The government beating down its own revenue estimates for the first time in several decades, additional fund flow from 5G spectrum auction, planned stake-sale in the country’s largest insurance company LIC, massive expansion of budgeted spending, price-to- earnings (PE) re-rating of a large number of companies will remain the dominant theme for a better part of 2022.

Naveen Kulkarni, Chief Investment Officer, Axis Securities said, “Year 2022 will be a little more volatile but will still be very good for equity investors in India. It is very likely to be another year of good double-digit returns and continued wealth creation. Auto, banks, and capital goods, literally the ABC of equity markets, will be the most interesting sectors.”

Expansion of Budget

Annual budget announcement in February 2022 is expected to be the first major trigger for the markets since the government is expected to have collected 200 per cent more in taxes than its own estimates during FY22 and the Finance Minister could announce a massive expansion of the Budget. This will be closely followed by elections in two large States of Uttar Pradesh and Punjab.
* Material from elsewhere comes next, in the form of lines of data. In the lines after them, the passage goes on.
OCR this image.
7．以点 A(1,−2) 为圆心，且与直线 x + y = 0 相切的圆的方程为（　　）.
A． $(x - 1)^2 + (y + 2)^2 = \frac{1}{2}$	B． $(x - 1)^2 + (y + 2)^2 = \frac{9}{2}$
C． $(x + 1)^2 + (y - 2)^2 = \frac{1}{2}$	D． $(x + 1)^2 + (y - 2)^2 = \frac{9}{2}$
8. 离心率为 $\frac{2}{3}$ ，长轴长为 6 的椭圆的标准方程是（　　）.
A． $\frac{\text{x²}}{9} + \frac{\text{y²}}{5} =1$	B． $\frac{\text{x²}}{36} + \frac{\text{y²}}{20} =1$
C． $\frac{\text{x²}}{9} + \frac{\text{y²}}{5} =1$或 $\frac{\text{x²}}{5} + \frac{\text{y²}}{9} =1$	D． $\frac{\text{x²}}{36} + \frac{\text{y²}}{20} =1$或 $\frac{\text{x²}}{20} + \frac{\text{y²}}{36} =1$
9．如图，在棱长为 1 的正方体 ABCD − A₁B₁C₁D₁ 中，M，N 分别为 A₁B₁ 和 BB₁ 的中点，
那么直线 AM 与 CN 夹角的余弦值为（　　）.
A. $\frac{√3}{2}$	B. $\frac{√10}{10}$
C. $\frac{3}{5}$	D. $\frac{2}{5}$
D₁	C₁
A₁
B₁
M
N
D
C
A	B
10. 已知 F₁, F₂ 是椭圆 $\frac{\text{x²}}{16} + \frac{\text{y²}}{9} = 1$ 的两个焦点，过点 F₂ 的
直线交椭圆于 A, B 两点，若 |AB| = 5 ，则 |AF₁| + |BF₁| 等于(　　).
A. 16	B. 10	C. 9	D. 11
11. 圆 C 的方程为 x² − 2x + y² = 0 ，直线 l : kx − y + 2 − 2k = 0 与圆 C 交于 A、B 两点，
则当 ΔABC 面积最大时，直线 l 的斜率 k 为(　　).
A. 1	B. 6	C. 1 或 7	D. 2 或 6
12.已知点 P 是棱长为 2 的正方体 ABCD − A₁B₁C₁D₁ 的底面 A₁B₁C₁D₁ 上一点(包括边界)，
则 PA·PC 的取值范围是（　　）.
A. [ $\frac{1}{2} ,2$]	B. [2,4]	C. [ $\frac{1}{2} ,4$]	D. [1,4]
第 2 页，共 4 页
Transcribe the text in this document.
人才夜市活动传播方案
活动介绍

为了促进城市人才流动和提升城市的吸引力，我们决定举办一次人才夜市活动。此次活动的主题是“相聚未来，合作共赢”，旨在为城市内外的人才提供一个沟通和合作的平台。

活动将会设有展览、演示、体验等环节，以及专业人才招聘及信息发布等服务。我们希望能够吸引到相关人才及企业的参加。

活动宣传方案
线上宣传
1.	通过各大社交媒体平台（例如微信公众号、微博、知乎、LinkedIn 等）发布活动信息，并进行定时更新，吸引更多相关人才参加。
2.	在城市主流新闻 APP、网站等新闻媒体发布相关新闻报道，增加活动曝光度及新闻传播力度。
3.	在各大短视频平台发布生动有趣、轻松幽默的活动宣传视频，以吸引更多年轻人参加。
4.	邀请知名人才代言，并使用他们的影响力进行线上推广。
According to Credit Suisse, 30 per cent of Nifty index constituents still offered a potential for expansion of valuations. Further, it says 76 per cent of Nifty companies will witness return on equity (ROE) expansion in the next two years compared with the pre-Covid three-year average - net bullish.

Kotak Mutual expects the next financial year earnings growth to be around 20 per cent (year on year) based on operating leverage. This results in forward PE of nearly 20 times for FY23.

Historically, Nifty has peaked at around 30 PE, which shows there will be ample room for stock price appreciation in the next year. Also, Kotak says that India’s current market-cap to GDP ratio was around 112 per cent against historical average of 76 per cent. Although it looked high, the global average is 138 per cent, making India’s markets still reasonable, Kotak says.